Why Turnbull knows better than Abbott: Part I

Malcolm Turnbull's command of the detail runs rings around Abbott's homespun logic on Direct Action.

*For part II of 'Why Turnbull knows better than Abbott', click here.

Yesterday I touched on how Tony Abbott may be missing some of the complexities involved in an emissions reduction scheme based around reducing businesses’ emissions intensity (Abbott's base level logic, September 4). But in many respects it is Abbott’s fellow Coalition colleague Malcolm Turnbull that has inadvertently delivered the most incisive critique.

On Monday Abbott, in all his homespun wisdom, optimistically told the National Press Club:

... it is in everyone's economic interests … to try to reduce its costly inputs and often the most costly inputs apart from labour are fuel and power, and a sensible business wants to cut its costs as far as it reasonably can and normally that means using as little fuel and power as possible. So please, never underestimate the ordinary economic imperative to emit less.

But Malcolm Turnbull knows better. Turnbull in a speech to parliament in 2010 explained, in all his knowledgeable nerdiness, why energy efficiency by itself was unlikely to reduce our overall emissions:

I am an enthusiastic supporter of energy … efficiency. However, gross emission abatement figures … often fail to take into account what is known as the Jevons paradox. This paradox was described in 1865 by the British economist William Stanley Jevons…. he pointed to the experience of the Scottish iron industry, where the consumption of coal per tonne of iron had dropped by one-third but the consumption of coal, because of the enormous increase in the production of iron, had increased 10 times over.

And, of course, Turnbull went on:

… the increase in fuel savings arising from the Bessemer process for steelmaking in the 19th century ... dramatically reduced the cost of steel … Not only did this result in much more steelmaking requiring much more coal because it made steel cheaper and more available – notwithstanding the efficiency obtained by the new process – but the new steel was used in building railroads and other infrastructure, all of which had caused or initiated their own energy demands.

And after quite a few more academic references, he concluded:

It follows that energy efficiency, while very desirable, is not a solution to greenhouse gas emissions or their abatement in and of itself.

Yep, good old Malcolm, he may not be much good at humouring his less intelligent and less well-read colleagues but he is right.

You see, the problem Turnbull was outlining is that while human beings have been great at improving the efficiency with which we turn inputs into outputs, we’re rarely content with keeping the number of outputs we consume constant.
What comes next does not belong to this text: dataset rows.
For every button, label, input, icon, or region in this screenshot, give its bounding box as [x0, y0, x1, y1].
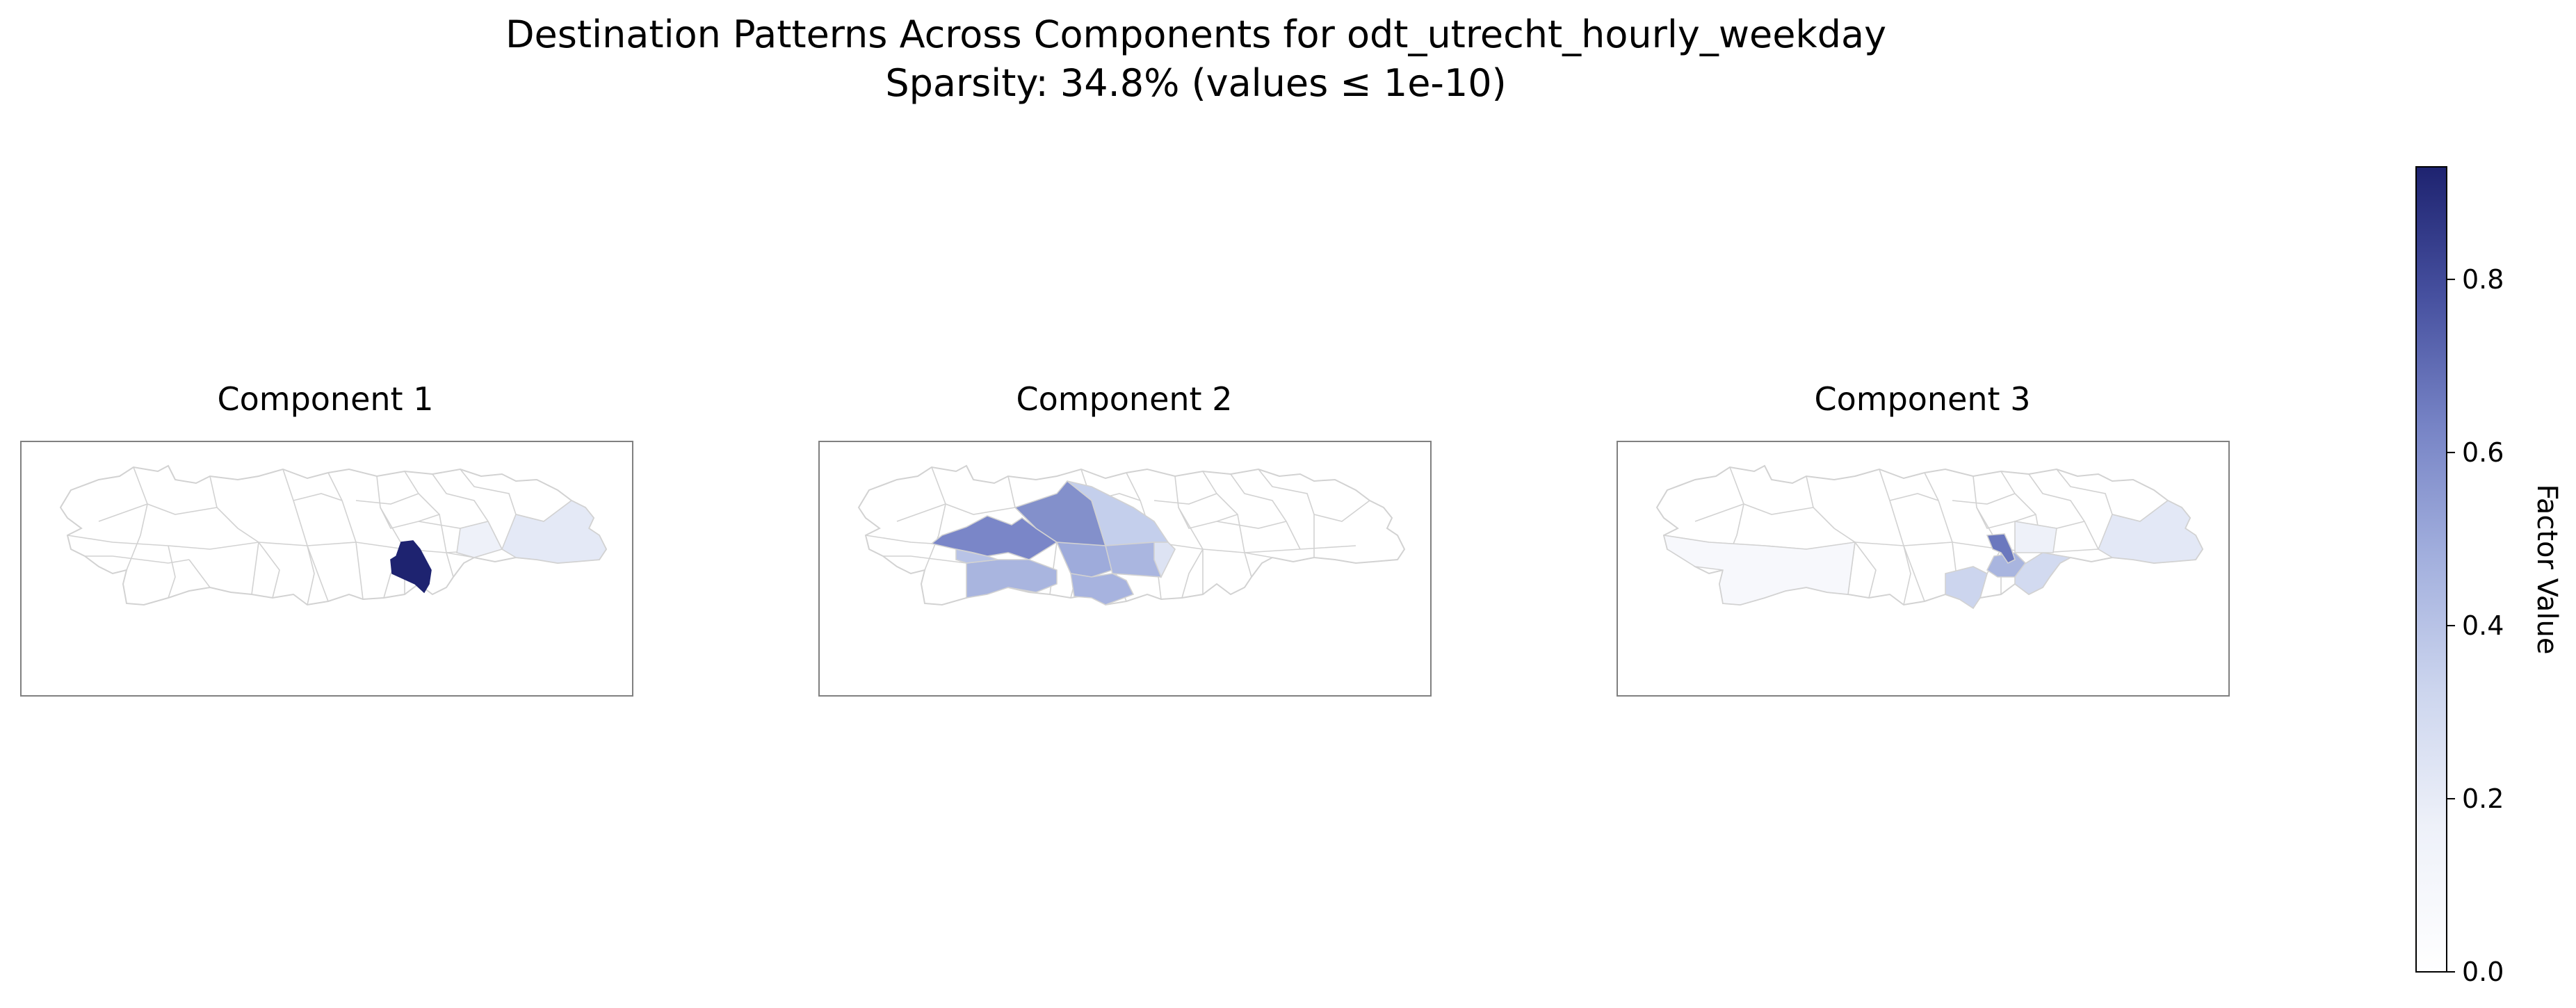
panel-component-3: Component 3 [1617, 380, 2230, 697]
figure-subtitle: Sparsity: 34.8% (values ≤ 1e-10) [885, 61, 1506, 105]
region-northeast [1067, 480, 1169, 546]
panel-component-2: Component 2 [818, 380, 1432, 697]
colorbar-label: Factor Value [2531, 485, 2563, 655]
region-center [1055, 542, 1113, 578]
region-east-inner-low [456, 521, 503, 558]
colorbar-tick-label: 0.6 [2462, 437, 2504, 468]
colorbar: 0.0 0.2 0.4 0.6 0.8 Factor Value [2415, 166, 2563, 987]
utrecht-district-map [858, 465, 1405, 605]
panel-component-1: Component 1 [20, 380, 633, 697]
panel-title-component-2: Component 2 [1016, 380, 1233, 418]
region-peak [390, 540, 432, 594]
region-south [1945, 566, 1988, 610]
panel-title-component-1: Component 1 [218, 380, 434, 418]
region-faint-west [1662, 535, 1856, 605]
region-light-north [2014, 521, 2057, 553]
utrecht-district-map [1656, 465, 2203, 610]
colorbar-ticks: 0.0 0.2 0.4 0.6 0.8 [2447, 264, 2504, 987]
colorbar-tick-label: 0.8 [2462, 264, 2504, 295]
region-peak [1986, 533, 2016, 564]
region-west-small [955, 548, 998, 564]
figure-title: Destination Patterns Across Components f… [505, 13, 1886, 56]
colorbar-gradient [2415, 166, 2447, 973]
colorbar-tick-label: 0.0 [2462, 957, 2504, 987]
panel-title-component-3: Component 3 [1815, 380, 2031, 418]
utrecht-district-map [60, 465, 607, 605]
region-east-low [501, 500, 607, 564]
colorbar-tick-label: 0.4 [2462, 610, 2504, 641]
region-southwest [966, 559, 1058, 599]
region-east-light [1153, 542, 1176, 578]
colorbar-tick-label: 0.2 [2462, 783, 2504, 814]
region-south-center [1070, 573, 1135, 605]
region-east-low [2098, 500, 2203, 564]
Instead, we take the gains from this increased efficiency and use it to produce more outputs and therefore consume the same or even more inputs.  

Over the period of 1990-2010, while the Australian economy achieved a 20 per cent improvement in converting energy into economic output, guess what happened to overall emissions growth in energy producing and consuming sectors?

The chart below provides the answer:

Percentage change in Australian greenhouse emissions by sector since 1990
Graph for Why Turnbull knows better than Abbott: Part I

Source: Australian National Greenhouse Accounts – Quarterly update of Australia's National Greenhouse Gas Inventory (December quarter 2012).

A lot of people underestimate the potential for energy efficiency to make it easier for us to substantially reduce emissions at moderate economic cost. But while businesses have an incentive to improve efficiency, they also have a very keen interest in growing their revenue, too.